Dobrivliany saw large growth in the 18th century. Several floods from the Dniester (what was not an uncommon occurrence) brought numerous populations from surrounding regions to permanently settle in Dobrivliany, thanks in-part to Dobrivliany's main church miraculously surviving each catastrophic flood with often little to no damage. Between 1894 and 1896, Dobrivliany was the site of a brief epidemic of the Black Death.

Thanks to neighboring Zalishchyky's prolific reputation in the world of tourism, Dobrivliany thrived off the area's booming economy before and after World War I, and became a center of winemaking along with the rest of the region. The onset of the Second World War marked the end of this economic prosperity, and Dobrivliany had its share of hard times just like the rest of the area. In 1941, the Dniester again flooded, causing the Germans (who occupied the area for little over a month) to abolish taxes in the area.
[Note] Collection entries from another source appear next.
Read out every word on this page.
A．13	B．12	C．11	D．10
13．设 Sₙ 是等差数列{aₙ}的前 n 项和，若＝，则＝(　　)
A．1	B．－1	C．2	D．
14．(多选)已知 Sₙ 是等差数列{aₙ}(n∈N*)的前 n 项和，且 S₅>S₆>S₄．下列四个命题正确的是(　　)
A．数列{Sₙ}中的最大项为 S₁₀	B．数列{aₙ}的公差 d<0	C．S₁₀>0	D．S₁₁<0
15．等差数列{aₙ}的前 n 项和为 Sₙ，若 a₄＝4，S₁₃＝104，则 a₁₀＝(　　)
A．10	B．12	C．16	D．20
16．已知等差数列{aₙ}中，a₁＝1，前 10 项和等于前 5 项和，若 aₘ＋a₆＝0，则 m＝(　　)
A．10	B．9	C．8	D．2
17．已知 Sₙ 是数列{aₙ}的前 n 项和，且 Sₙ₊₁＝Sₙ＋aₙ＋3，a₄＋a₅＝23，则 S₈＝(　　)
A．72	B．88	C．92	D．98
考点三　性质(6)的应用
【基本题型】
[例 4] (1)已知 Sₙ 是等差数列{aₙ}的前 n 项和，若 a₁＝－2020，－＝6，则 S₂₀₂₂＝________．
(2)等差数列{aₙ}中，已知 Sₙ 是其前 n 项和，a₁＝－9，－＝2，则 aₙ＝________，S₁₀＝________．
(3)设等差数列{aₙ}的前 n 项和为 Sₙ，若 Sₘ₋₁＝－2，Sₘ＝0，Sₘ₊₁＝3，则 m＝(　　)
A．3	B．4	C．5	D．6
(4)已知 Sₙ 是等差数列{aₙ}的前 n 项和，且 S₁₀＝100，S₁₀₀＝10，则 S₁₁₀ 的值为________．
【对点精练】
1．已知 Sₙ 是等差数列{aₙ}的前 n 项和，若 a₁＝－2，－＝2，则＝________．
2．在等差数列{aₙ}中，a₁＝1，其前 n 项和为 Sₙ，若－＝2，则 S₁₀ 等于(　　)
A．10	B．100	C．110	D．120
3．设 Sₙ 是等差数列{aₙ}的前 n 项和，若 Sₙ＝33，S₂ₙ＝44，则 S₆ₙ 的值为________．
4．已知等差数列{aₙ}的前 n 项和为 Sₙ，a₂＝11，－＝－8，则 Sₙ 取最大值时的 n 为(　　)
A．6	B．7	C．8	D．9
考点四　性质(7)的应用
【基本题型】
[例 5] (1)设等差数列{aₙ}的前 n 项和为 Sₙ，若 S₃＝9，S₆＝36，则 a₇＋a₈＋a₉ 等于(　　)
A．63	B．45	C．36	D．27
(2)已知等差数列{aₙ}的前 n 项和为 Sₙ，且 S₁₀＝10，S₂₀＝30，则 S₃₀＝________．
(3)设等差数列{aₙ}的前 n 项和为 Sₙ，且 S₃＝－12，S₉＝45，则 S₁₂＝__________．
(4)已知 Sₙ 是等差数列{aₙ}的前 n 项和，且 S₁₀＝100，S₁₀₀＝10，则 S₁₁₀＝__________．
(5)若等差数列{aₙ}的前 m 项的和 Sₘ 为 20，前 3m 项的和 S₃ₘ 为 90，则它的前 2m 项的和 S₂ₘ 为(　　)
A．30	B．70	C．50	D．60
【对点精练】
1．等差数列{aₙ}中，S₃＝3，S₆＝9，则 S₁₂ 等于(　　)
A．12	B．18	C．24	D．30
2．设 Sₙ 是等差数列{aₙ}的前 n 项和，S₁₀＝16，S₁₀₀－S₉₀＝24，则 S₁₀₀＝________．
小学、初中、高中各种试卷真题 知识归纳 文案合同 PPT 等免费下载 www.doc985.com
Under Soviet control after the end of the Second World War, Dobrivliany was annexed by Zalishchyky in 1981, only to have its independent status restored five years later in 1986.

Until 18 July 2020, Dobrivliany belonged to Zalishchyky Raion. The raion was abolished in July 2020 as part of the administrative reform of Ukraine, which reduced the number of raions of Ternopil Oblast to three. The area of Zalishchyky Raion was merged into Chortkiv Raion.